Imagine you had to lead a team through a major time of transition and there was a strong and competent man who was the biggest nay-sayer in your midst.
Do you take him on and debate with him? Do you ignore him and pretend he doesn’t exist? Do you get others to form a cheerleading squad around you and drown him out?
Not if your name is Abraham Lincoln. You take a deep breath and as the saying goes; keep your friends close and your enemies closer.
Just imagine the confidence and strong beliefs in what you are doing to take on a rival such as William Henry Seward was and bring him into your inner circle. Lincoln was a master at relationships. He knew clearly that the very worst thing you can do with “enemies” is to ignore them.

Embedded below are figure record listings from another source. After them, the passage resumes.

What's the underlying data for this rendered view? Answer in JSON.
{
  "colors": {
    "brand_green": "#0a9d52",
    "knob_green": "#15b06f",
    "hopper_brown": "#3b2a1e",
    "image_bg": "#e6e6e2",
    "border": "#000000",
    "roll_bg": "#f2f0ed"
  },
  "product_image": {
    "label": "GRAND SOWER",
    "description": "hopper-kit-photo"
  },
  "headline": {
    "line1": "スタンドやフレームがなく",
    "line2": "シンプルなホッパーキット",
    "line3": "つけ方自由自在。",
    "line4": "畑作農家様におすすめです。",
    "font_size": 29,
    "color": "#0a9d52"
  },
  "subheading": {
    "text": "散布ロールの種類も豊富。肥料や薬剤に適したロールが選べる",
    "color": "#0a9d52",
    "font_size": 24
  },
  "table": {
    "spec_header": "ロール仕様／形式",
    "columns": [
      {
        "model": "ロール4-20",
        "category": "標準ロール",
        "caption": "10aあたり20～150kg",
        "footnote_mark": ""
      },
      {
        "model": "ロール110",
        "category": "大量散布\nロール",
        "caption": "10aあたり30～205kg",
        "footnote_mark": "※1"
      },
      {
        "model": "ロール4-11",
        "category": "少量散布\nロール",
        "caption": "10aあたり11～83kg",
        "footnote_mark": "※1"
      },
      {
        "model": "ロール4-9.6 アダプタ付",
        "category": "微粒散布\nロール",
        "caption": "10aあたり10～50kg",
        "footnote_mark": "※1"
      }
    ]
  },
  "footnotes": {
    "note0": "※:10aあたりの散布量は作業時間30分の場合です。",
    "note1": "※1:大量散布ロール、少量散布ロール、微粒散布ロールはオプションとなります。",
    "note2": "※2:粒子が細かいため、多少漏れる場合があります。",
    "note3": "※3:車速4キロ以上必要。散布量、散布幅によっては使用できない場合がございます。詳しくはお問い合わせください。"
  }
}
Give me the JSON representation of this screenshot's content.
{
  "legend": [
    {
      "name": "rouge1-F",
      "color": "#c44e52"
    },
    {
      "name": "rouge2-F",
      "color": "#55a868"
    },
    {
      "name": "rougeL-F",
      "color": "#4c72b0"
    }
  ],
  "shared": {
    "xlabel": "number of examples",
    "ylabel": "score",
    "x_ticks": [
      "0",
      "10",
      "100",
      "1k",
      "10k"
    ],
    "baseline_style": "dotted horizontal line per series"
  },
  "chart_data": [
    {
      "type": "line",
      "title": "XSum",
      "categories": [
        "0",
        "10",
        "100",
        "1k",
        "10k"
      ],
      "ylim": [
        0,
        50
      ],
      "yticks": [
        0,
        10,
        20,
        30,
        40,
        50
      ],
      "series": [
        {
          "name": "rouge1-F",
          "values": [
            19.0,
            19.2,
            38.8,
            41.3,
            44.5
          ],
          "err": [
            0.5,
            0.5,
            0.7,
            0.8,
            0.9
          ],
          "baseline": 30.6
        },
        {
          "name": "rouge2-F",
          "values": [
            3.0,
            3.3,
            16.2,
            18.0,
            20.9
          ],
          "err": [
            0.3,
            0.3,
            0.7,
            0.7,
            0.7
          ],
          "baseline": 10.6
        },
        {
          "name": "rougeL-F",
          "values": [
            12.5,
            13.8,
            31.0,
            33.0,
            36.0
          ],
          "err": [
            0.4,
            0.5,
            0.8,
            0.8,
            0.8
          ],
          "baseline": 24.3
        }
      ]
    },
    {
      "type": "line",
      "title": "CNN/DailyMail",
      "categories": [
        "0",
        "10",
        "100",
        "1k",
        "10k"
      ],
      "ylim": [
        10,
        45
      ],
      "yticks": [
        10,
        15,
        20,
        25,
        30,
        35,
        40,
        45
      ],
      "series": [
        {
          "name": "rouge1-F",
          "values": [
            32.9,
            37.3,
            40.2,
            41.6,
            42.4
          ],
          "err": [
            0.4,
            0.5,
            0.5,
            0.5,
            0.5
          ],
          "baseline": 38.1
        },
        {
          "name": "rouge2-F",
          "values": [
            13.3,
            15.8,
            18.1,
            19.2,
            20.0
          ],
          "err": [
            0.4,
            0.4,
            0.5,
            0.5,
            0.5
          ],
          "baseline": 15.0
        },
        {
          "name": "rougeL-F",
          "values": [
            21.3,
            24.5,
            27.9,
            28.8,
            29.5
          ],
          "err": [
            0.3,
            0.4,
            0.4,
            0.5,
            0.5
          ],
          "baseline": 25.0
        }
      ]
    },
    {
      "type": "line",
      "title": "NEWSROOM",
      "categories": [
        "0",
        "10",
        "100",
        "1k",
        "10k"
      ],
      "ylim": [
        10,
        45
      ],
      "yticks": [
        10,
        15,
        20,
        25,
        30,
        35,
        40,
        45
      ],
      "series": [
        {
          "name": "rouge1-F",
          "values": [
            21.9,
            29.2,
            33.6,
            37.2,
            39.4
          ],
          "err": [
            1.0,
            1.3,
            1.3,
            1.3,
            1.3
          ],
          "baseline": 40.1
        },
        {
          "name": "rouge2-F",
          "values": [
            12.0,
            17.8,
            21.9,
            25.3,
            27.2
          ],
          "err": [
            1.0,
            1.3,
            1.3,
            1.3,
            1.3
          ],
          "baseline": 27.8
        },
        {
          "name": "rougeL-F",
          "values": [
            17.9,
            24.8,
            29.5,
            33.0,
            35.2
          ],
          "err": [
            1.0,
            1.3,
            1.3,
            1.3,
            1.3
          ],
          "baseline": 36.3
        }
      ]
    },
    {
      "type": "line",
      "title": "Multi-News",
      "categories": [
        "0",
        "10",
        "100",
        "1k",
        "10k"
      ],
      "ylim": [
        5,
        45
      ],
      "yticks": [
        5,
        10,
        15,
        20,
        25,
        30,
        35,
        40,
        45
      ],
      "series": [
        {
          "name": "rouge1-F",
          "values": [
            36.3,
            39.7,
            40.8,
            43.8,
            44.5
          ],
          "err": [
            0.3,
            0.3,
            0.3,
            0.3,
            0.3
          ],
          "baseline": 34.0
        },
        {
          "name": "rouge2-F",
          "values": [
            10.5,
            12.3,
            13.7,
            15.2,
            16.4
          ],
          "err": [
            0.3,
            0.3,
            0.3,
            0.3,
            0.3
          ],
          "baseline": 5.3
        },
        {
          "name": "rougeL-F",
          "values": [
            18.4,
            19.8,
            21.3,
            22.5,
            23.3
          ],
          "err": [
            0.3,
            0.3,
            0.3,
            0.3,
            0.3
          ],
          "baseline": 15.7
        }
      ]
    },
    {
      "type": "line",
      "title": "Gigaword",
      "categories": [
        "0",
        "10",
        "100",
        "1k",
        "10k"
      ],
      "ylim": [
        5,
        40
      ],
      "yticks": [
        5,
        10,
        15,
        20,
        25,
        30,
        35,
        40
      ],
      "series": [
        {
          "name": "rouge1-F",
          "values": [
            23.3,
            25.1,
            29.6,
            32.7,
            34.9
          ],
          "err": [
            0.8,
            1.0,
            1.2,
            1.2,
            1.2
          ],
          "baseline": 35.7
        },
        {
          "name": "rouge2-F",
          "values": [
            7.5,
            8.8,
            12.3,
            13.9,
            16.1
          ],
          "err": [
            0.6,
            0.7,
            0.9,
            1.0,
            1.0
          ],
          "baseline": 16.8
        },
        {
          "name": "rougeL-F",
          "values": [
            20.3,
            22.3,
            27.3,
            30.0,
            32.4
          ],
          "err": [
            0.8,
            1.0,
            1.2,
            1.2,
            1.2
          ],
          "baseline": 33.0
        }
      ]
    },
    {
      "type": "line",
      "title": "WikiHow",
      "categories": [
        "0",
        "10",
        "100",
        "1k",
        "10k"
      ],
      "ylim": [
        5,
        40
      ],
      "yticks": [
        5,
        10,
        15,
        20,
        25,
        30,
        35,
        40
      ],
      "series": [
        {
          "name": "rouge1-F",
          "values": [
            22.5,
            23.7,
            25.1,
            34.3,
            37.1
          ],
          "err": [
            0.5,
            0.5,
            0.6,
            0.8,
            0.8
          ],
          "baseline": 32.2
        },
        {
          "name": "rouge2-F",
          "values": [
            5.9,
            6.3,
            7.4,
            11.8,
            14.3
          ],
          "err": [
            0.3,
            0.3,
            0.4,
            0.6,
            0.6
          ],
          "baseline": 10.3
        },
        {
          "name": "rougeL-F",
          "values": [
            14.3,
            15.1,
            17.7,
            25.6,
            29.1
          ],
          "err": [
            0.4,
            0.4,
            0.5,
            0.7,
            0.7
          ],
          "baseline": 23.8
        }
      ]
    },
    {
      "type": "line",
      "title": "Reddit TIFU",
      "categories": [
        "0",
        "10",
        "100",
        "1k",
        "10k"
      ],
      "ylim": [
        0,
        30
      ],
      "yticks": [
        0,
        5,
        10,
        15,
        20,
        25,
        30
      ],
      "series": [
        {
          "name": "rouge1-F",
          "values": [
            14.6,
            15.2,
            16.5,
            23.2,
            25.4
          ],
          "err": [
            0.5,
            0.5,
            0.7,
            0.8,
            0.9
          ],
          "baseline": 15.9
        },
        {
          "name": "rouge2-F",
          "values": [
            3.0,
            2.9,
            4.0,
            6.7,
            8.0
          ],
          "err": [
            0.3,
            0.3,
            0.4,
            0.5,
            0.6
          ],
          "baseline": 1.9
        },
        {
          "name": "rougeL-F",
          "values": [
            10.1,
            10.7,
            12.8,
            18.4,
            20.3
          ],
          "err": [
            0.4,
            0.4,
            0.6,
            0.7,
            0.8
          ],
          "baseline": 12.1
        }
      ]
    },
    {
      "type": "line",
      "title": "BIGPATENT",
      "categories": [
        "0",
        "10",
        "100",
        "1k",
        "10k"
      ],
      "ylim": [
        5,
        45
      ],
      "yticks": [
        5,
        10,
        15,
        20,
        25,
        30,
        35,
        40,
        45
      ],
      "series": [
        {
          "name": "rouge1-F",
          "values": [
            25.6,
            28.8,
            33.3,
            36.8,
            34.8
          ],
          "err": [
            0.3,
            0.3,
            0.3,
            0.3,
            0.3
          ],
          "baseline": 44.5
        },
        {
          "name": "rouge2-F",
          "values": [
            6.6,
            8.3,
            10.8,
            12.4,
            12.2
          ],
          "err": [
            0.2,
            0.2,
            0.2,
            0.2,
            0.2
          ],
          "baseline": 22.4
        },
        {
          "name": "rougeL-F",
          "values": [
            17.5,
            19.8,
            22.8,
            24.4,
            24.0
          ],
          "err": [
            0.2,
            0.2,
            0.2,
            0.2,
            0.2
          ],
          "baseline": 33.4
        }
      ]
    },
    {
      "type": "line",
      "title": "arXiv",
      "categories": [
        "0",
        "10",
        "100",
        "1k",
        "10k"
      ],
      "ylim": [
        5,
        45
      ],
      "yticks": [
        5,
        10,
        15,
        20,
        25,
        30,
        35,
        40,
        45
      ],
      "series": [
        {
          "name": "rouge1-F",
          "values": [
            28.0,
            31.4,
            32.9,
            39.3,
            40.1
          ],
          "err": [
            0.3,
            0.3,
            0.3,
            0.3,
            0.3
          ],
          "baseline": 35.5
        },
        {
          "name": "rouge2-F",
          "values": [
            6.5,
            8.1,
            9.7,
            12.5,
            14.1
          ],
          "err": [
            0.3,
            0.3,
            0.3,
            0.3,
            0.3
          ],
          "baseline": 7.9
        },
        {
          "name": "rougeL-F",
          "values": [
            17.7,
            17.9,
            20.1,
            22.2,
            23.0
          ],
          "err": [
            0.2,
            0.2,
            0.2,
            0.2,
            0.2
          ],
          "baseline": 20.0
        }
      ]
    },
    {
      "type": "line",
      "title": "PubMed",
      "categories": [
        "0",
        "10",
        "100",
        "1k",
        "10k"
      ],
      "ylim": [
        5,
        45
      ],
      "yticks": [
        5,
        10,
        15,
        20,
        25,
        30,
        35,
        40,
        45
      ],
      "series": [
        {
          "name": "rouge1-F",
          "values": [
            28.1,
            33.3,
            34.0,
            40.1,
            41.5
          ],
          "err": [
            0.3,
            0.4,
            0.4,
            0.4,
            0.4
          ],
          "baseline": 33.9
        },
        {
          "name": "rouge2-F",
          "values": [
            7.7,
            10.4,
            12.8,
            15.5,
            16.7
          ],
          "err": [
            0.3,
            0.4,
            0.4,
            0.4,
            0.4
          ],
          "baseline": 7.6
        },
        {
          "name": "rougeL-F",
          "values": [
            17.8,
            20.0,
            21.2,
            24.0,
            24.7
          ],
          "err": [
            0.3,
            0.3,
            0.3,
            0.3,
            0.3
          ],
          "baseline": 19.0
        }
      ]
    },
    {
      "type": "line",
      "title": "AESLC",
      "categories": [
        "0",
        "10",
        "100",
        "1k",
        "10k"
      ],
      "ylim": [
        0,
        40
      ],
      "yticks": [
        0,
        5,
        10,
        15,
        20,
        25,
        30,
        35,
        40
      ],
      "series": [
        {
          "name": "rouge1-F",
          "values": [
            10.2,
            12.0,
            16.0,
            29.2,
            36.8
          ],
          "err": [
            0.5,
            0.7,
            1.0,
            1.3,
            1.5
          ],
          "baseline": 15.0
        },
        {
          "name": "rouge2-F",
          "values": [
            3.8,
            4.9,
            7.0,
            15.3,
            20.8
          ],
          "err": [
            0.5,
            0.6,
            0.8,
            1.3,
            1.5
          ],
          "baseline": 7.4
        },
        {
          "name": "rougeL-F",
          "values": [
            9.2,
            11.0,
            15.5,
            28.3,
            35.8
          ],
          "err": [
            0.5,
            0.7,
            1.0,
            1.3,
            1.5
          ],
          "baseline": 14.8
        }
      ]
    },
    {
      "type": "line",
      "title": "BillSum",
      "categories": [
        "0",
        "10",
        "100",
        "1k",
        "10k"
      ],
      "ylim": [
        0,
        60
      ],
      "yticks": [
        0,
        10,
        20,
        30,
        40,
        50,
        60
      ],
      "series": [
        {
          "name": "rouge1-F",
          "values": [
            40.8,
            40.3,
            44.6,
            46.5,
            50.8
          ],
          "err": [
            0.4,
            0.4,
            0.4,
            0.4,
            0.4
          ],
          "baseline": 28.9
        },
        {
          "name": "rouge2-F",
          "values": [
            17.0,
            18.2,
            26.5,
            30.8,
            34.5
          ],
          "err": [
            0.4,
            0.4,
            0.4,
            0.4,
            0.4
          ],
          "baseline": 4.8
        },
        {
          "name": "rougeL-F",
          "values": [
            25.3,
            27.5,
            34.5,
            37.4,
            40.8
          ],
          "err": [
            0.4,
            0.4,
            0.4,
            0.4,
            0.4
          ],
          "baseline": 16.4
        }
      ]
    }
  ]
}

What we learn from Lincoln is that it takes discipline and a larger vision than playing “the gotcha game” even though it can be done with great flare. He was able, as Doris Kearns Goodwin shows in her masterpiece “Team of Rivals” to form friendships with those who had opposed him. He was able to go beyond petty hostilities and put salve on post injuries, his own and others, to create coalitions that were for the good of the country.
He was able to find common ground, and be a model of resisting and going past, what I call JUBLA (JUdgment, BLame and Attack).
He had a valid way of handling anger that is as fresh today as it was in the past. He would write a letter to the person he was upset with and then put it aside or throw it away. He would express his anger but not dwell on it.
Think about who is in your team of rivals (we all have some in our midst) and stand tall like the most revered president this country has ever had. Great lesson this President’s holiday weekend.